Calm, collected holiday shopper, what's on your iPod? (Part I)
The title says it all: rape the Gap, pillage Victoria's Secret, burn Auntie Anne's to the ground. Spend that paper! Buy stuff. Load your minivan with fruitcakes and Jonas L.A. DVDs and impossibly-discounted flatscreen television sets. Rent a U-Haul, if need be. And remember: no matter how many mortgage payments you're blowing on shit no-one will remember receiving three months from Christmas, Jacko's got you beat on the frivolous conspicuous consumption front.
Weezer, "The Christmas Song"
This song has absolutely nothing to do with buying carefully selected shit for people you love, but it's among Weezer's finest "wallowing-in-peeved-righteousness" moments, and with each mass-produced-in-China bauble or tchotchke that finds its way into your cart, you can imagine a pin sliding a little deeper into a voodoo doll version of the cad or jezebel who broke your heart on some not-quite-forgotten Christmas, long ago.
DMX, "Stop Being Greedy"
If I were re-making A Christmas Carol - or, I guess, if I were re-making the 1988 Bill Murray comedy Scrooged - for a contemporary audience in a modern setting, DMX would have to guest star. I don't know if I'd make him one of the Ghosts of Christmas, or if it'd be "let's just have DMX randomly show up, punch Scrooge in the face, then growl Golden Rule doggerel like 'You been eatin' long enough, dawg/Stop being greedy/Keep it real, partner/Giiiiiive to the needy,' wrecking the flow and realism of the movie but making an important point about how caring is sharing.' Or, I mean, that's what I would have done if I were re-making one of those movies a decade ago.

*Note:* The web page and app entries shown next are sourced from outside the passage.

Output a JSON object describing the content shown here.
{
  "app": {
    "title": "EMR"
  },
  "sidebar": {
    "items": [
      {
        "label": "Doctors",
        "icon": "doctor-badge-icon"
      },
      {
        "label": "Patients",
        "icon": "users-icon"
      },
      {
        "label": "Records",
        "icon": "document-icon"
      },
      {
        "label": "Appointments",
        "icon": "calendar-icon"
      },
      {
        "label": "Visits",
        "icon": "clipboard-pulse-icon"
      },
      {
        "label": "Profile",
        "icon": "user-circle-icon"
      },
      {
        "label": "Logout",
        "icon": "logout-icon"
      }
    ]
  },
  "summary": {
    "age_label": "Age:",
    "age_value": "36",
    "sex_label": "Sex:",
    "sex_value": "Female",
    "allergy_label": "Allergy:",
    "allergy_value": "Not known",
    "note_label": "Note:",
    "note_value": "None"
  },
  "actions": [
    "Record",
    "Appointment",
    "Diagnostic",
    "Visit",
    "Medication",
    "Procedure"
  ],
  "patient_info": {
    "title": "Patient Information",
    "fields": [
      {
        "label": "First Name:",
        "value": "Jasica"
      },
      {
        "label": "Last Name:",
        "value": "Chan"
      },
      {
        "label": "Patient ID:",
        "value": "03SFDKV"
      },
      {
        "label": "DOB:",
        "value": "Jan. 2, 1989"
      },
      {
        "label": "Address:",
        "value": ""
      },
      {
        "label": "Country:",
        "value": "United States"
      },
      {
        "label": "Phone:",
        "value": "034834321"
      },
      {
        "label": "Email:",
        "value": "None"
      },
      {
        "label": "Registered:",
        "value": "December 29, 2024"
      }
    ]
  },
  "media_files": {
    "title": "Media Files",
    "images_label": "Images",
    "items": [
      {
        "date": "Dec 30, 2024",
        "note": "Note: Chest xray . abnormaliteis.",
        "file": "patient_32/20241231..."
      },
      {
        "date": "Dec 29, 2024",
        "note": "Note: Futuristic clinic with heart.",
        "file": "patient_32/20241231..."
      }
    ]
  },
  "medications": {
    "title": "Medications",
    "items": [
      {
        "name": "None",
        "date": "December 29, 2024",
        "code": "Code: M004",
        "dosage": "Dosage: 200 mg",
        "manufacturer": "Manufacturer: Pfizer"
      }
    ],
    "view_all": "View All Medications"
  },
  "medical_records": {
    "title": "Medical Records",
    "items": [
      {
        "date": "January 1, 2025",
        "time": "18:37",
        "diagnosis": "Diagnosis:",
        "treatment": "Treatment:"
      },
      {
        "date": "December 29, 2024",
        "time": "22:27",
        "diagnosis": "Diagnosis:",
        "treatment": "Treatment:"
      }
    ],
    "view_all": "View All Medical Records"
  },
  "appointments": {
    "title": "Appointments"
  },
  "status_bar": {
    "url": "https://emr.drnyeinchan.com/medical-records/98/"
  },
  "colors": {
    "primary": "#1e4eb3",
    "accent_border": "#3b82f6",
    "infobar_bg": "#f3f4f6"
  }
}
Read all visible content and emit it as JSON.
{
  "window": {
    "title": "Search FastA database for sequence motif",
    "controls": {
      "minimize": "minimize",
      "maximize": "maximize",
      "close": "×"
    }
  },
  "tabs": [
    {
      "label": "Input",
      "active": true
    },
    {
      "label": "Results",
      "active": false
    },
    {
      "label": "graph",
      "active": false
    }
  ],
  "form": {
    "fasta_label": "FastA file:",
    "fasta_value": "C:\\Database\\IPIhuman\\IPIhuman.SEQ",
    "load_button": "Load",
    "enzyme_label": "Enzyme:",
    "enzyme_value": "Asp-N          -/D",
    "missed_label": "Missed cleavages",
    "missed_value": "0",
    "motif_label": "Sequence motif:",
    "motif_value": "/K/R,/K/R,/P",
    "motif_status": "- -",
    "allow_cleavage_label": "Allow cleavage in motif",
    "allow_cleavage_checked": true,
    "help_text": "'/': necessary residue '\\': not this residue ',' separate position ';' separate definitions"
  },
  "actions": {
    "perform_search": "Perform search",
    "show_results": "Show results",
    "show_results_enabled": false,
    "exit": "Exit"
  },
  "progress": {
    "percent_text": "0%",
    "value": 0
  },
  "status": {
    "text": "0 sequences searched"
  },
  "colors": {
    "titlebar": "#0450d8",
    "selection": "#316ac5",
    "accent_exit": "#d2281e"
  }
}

"Juicy" doesn't have a whole lot to do, directly, with Christmas or Christmas shopping, and if you've got your iPod cranked loud enough, you run the risk of offending the old biddies and desperately velour-sheathed housewives - speaking of which, seriously, housewives? Velour? This shit is like fabric of the millennium for waaaay too many people - who are scanning shelves and mushing carts alongside you. But I've included it here because it's essentially a tale of overcoming overwhelming odds to achieve success; the hero ascended from crime and squalor and darkness to a world where all the bills were paid on time and there was scrilla left over for a little something extra. Okay, a lot. Some of which he lavished on Mom and his friends and family, and life was good.
But then he was shot dead in a fractious bi-coastal rap beef. So, um, when you're reaching for that last Buzz Lightyear action figure, watch your six.
WHAM!, "This Christmas"
Caution: shimmying through Housewares or Petites with this on blast may transform you into an accidental Pied Piper; looking over your shoulder, you may find yourself leading a caravan of glazed-eyed Velour vultures. This is kind of like the synth-pop equivalent of those pastel-painted metal trees in the Charlie Brown Christmas special, isn't it? And that hair!